III. Resta encarar de frente o ser no movimento de seu sentido a fim de não o perder de vista e esquecê-lo na obnubilações do tempo. Os percalços e peripécias do tempo nos proporcionam o horizonte de doação do sentido que se dá na média em que se retrai.


Assinale


A

se somente as afirmativas I e II estiverem corretas.


B

se somente as afirmativas II e III estiverem corretas.


C

se somente as afirmativas I e III estiverem corretas.


D

se somente as afirmativas III estiverem corretas.


E

se todas as afirmativas estiverem corretas.

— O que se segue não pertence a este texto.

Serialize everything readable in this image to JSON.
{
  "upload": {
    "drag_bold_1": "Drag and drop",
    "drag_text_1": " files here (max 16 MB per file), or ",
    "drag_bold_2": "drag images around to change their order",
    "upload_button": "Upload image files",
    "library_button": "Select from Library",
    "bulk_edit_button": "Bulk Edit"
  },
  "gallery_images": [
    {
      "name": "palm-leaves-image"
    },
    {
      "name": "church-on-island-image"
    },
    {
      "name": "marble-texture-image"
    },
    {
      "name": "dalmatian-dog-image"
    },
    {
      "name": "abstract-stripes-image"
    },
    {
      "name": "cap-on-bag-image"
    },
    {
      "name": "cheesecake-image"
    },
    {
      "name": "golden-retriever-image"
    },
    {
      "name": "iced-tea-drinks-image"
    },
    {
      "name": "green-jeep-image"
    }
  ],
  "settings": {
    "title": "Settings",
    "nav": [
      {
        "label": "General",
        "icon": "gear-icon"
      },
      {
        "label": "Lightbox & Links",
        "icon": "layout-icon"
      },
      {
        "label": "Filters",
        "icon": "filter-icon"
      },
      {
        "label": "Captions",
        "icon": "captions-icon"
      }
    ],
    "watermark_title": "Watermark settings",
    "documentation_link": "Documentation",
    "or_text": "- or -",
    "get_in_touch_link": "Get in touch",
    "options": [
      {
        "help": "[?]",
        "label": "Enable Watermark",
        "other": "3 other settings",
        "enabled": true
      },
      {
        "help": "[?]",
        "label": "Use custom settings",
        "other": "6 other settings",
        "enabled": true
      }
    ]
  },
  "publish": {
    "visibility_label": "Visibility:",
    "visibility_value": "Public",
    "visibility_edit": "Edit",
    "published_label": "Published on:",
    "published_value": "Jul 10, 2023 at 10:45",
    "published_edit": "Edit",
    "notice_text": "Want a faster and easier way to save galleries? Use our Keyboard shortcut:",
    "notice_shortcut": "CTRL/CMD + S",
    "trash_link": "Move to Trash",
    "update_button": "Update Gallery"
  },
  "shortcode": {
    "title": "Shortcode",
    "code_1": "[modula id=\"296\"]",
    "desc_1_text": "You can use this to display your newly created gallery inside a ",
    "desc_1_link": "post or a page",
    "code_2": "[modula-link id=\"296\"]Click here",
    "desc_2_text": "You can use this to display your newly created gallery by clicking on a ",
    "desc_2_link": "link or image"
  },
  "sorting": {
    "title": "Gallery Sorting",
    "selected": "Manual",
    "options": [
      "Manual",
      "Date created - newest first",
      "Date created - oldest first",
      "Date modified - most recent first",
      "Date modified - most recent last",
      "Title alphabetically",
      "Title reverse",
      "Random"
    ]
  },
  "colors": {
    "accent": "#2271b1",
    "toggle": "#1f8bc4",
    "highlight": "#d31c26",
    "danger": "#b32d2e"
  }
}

O ceticismo de David Hume fica evidente na crítica que faz à noção de causalidade. Se não temos nenhuma experiência da relação de causa e efeito como conexão necessária entre eventos no real, por que percebemos os fenômenos com continuidade e regularidade?


A

Porque a repetição e o hábito orientam nossas percepções.


B

Porque somos iludidos por fantasias de unidade e totalidade do Ser.


C

Porque a causalidade é subjetiva.


D

Porque a conexão entre eventos é renovada a cada instante pelo divino.


E

Porque todo efeito sucede a sua causa.

De acordo com Marx, o que distingue o arquiteto da abelha é que o arquiteto planeja a sua atividade antes de executá-la. De acordo com a Ontologia do ser social, qual a categoria que explica esse momento de prévia ideação?


A

Alienação.


B

Exteriorização.


C

Objetivação.


D

Teleologia.


E

Ideação.

No que diz respeito ao estoicismo, considere as seguintes afirmações:

I. O bem moral é aquilo que incrementa o logos e o mal é aquilo que lhe causa dano.

II. A conduta moral não está associada à busca da apatia, da impassibilidade.

III. O homem deve viver de acordo com sua natureza.

IV. A vontade humana não deve se conformar à ordem divina.

Está correto somente o que se afirma em


A
II e IV.

B
I e II.

C
I e III.

D
III e IV.

Sobre um dos problemas centrais da Ontologia, marque a alternativa ERRADA:


A

O que é o ente enquanto ente?


B

O que é o ser do ente?


C

Por que o ente e não o nada?


D

Que significa ser?


E

Que é o conhecimento?

Conforme o lema “O agir segue o ser”, a conduta do indivíduo tem como fundamento ético

A
a regra de reação anárquica às repressões.

B
a soberania de sua vontade individual.

C
a resolução da assembleia a que ele pertence.

D
a dependência de sua qualidade ontológica.